In more quantitative or systematic strategies we also see a lot of opportunities. For example, we favour the use of a number of liquid alternative strategies, including commodities on a ‘long short’ basis. Through this, investors can utilise the benefits from secure long-term contracts and the often volatile nature of contracts coming to delivery in a matter of months. It also invests in liquid markets which means it is low cost to implement.
Such a strategy would have worked well when we saw oil prices drop dramatically earlier this year, by selling the stocks that had fallen the most.
Geography also plays an important role and needs to be included in any approach to diversification. This doesn’t just mean looking to international stock and bond markets – although these can be an important way to diversify your holdings – but also involves utilising tactics such as holding foreign currency.

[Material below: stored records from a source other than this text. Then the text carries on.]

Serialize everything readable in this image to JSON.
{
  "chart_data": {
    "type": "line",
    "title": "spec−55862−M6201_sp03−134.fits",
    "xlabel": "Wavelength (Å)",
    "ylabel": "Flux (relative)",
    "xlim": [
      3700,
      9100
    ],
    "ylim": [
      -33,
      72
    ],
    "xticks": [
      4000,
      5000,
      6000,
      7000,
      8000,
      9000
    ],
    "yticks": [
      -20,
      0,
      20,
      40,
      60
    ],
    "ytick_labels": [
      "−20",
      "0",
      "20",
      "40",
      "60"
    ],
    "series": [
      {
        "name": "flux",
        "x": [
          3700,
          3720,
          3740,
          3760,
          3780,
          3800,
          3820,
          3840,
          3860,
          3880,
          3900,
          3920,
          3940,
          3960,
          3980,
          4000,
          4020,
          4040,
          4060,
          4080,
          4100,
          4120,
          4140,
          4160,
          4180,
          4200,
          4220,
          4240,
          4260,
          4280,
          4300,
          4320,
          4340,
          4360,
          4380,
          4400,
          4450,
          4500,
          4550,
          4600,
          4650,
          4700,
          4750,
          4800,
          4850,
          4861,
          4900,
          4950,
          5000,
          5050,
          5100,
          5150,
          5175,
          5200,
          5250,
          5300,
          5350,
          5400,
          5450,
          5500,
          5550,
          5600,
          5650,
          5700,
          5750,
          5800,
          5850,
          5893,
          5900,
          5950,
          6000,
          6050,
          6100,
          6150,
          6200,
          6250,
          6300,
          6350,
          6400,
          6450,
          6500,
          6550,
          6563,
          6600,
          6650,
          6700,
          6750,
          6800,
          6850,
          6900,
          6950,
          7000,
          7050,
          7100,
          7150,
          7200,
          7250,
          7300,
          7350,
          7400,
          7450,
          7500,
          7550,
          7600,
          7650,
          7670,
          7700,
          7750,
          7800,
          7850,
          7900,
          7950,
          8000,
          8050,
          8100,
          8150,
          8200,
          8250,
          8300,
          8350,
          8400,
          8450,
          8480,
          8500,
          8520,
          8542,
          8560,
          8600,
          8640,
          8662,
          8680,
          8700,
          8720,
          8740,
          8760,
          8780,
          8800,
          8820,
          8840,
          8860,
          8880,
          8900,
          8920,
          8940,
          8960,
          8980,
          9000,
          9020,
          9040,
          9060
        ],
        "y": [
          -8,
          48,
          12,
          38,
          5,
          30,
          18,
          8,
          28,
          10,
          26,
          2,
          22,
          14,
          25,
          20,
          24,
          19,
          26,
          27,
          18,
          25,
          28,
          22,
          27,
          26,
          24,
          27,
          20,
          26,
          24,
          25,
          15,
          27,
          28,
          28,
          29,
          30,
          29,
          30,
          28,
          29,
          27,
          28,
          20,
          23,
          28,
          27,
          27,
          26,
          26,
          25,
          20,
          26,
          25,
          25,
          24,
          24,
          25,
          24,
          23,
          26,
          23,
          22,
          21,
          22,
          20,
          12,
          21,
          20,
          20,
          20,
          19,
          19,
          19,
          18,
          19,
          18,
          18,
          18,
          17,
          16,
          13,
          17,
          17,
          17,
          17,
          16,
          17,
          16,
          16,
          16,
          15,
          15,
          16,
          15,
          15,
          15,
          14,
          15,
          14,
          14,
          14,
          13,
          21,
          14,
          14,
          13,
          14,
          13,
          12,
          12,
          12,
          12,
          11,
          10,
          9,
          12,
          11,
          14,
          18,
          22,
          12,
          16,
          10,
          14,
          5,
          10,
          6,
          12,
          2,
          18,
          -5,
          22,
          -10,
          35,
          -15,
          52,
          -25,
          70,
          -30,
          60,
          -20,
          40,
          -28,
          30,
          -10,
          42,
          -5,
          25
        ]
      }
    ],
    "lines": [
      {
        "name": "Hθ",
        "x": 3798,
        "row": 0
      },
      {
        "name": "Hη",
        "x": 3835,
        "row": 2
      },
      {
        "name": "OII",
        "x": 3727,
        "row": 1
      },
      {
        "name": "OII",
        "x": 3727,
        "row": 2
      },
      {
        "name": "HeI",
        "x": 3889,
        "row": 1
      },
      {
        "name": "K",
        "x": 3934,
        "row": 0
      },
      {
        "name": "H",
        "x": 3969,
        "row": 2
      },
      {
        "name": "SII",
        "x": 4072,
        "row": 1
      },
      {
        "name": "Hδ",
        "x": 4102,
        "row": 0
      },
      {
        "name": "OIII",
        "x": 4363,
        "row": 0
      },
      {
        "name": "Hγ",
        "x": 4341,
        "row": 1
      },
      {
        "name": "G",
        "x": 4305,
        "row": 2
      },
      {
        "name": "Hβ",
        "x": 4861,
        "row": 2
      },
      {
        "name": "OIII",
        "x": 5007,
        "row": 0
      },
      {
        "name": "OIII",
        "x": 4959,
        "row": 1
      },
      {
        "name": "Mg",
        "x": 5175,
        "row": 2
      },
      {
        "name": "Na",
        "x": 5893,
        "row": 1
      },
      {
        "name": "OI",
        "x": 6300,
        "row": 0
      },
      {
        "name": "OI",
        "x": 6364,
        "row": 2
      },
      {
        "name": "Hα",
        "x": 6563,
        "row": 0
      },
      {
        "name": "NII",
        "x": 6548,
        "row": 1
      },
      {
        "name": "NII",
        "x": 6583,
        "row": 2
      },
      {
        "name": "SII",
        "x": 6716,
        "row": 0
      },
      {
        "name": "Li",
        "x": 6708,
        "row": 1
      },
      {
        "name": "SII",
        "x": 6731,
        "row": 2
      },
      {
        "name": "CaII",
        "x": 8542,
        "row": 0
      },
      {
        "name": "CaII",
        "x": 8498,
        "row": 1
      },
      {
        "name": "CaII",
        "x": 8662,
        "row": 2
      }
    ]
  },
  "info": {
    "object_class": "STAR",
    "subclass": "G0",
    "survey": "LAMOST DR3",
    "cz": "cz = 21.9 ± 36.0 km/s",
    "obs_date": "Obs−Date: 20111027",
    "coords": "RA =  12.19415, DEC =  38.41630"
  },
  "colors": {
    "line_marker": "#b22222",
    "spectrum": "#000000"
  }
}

This works by providing a buffer that can protect against the often volatile turns the UK’s pound can take, as we saw in 2020. This is another sensible strategy which offers a high level of liquidity should any rebalancing be needed.
The past few months have shown that an over-reliance on bonds to defensively position a portfolio might not achieve the desired outcomes. Investors can achieve the same aims by instead increasing the scope of assets and strategies that make up the balance of a diversified portfolio. With the right strategy in place, alternatives can become a valuable source of diversification in a portfolio, one which can provide the same balance that bonds would have.
About Matthew Yeates
Matthew leads alternatives and quantitative research at 7IM and sits on their Investment Committee. He was the lead designer of 7IM’s Retirement Income Service (RIS). Matthew joined 7IM in 2014 from Brewin Dolphin where he worked as a Quantitative Analyst in Investment Research. He holds a degree in Economics from University College London and is both a Chartered Financial Analyst (CFA) charterholder and a Certified Financial Risk Manager. He was named in the Forbes 30 under 30 list for 2020 and was the youngest of Financial News’ rising stars of asset management in 2017.